Softimage 2012 dropped textures

Before I detail the specifics of the problem, here’s a basic overview of our setup:

Storage - xsan volume reshared over smb via a 10.6 server
Clients - windows 7 64 pro
Nodes - windows 7 64 pro
Softimage 2012
Deadline 5.1

Instead of using mapped drives (eg Z:), we use \server\share, for both nodes and workstations.

All machines are authenticated onto that server using the same credentials and for good measure i have chmod’d the job folder in question.

I’ll also prefix this by saying that pretty much all of our maya and nuke jobs all go through fine, there are some occasions where maya drops textures, mostly tiffs, it’s not too much of a problem though we would like to sort it out at some point.

This morning we tried to submit a scene. All our nodes picked the job up, started a task, loaded xsibatch and the scene, but failed on reading some textures. It complained that the texture wasn’t in the specified place (it is). Some nodes rendered their tasks fine, but the majority errored (ERROR: 2000) and re-queued themselves.

After verifying that the textures were there and had the correct permissions, i set the error checking to false in the repository / plugins section. The tasks again submitted fine, didn’t error but dropped loads of textures. Some textures were ok in some frames, some were not, some were fine, just nothing consistent.

We fiddled around with loads of settings in soft and deadline, image handling type, scripting language prefs, submit scene option in deadline submission, but none made any difference. I’ve tried submitting the scene via deadline monitor also, same deal.

We merged the soft scene into a new project, same thing. Also checked on the max file lenght for windows, we weren’t even close to it.

As a separate test, i submitted the scene to the nodes using the xsibatch commandline. This seemed a bit more stable, but again dropped frames often.

We also created a new scene, new project, with all the same textures applied to separate cubes, again it dropped textures.

Submitted scene as suspended, closed soft to get rid of the lock file and resumed it in deadline, no difference.

As a final test, i submitted the job, but limited the number of machines it could render on to 2. Although slow, it didnt drop any frames at all. We thought we had hit on the problem, perhaps some wierd network glitch but remember that we can submit maya and nuke jobs to all 35 nodes without issue.

I’m sure there are other things that we have tried that I cannot remember, but at this point, im kinda out of ideas, so any suggestions woudl be most welcome!!

Maybe it’s a network issue that only Softimage is sensitive too. You did say that you see it on occasion with Maya, so maybe Maya is just better at handling the situation…
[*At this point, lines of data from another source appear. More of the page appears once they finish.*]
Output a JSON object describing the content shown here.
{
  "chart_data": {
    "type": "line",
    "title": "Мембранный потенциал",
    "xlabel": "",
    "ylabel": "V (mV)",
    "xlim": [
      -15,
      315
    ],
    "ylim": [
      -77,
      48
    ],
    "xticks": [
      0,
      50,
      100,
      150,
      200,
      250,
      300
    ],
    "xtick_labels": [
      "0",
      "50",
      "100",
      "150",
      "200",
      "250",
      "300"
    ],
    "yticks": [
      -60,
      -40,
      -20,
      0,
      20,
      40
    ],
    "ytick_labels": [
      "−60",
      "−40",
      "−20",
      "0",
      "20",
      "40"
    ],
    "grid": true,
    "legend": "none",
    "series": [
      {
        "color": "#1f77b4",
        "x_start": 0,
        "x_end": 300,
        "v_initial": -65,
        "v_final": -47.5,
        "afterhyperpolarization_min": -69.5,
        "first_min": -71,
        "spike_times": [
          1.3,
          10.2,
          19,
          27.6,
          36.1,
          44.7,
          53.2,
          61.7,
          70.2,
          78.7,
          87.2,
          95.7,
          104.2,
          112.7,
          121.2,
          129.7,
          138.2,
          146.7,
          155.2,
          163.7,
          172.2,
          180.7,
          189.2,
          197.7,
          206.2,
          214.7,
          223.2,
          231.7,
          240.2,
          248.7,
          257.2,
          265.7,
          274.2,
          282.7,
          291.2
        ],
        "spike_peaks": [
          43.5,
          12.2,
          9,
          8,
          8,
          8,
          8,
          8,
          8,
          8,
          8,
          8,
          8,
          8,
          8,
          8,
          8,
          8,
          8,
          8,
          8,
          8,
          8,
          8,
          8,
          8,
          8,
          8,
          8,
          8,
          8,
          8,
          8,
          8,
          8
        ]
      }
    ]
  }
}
Do you have an extra server that you could try uploading some textures? You could then create identical test scenes (one that uses textures from your xsan, and the other from the test server) to see if both exhibit the same behavior when rendering on the farm. Maybe it’s a server issue, and this test might help confirm/deny that.

Also, are you able to upload a log from a job where the textures were dropped? You can find the log by right-clicking on the job in the Monitor and selecting Job Reports → View Log Reports. Maybe it will contain some information that could help explain the problem.

Thanks!

  • Ryan

additionally, what kind of textures are they? tif, exr, jpg etc or a mix?

i was just with a client who has a recurring problem with a number of applications using tif - it appears that some tiff library that [some] developers use times out on the network, or that was the gist of their problem more or less. just curious if it could be something like that. if this is the case, then you might want to use staggered loading in deadline

cb

Yeah, we have had problems with tiffs in the past, in this case we have a mix of jpeg, tif, png, exr and hdr. Tiff’s aren’t he only textures that soft seems to being dropping though.

I’ve also set the pulse settings>Throttling to only copy the job to 2 nodes at a time to try and reduce the strain on the network, but there was no difference.

Attached are the logs from the most recent job submission.

I wanted to connect everything via nfs, but it seems that windows 7 pro, doesnt include an nfs option, only server, enterprise and ultimate. I’m just in the middle of setting up a windows 2008 r2 server which ill connect via nfs to the san and use that to share out over smb.
metro_logs.zip (279 KB)

Thanks for the logs. Yeah, there really isn’t any additional info in them that’s useful. I googled that error message, and it looks like a standard mental ray error. I couldn’t find any specifics regarding Softimage.

Let us know how the Windows 2008 server tests go!

Cheers,

  • Ryan

Just a quick update on this thread. It seems that the problem was due to oplocks on various textures. To cut a long story short, we had a series of power cuts, which seemed to have put false oplocks on texture files that were open on workstations that were connected via smb at the time of the power cut.

After disabling oplocks and strict locking on the xserve sharing out via smb and restarting the service, the locks disappeared and we are now able to render the scene across all the farm.

So, after a week or two of pain, my advice is to not use oplocks, especially if you are accessing those files via other protocols.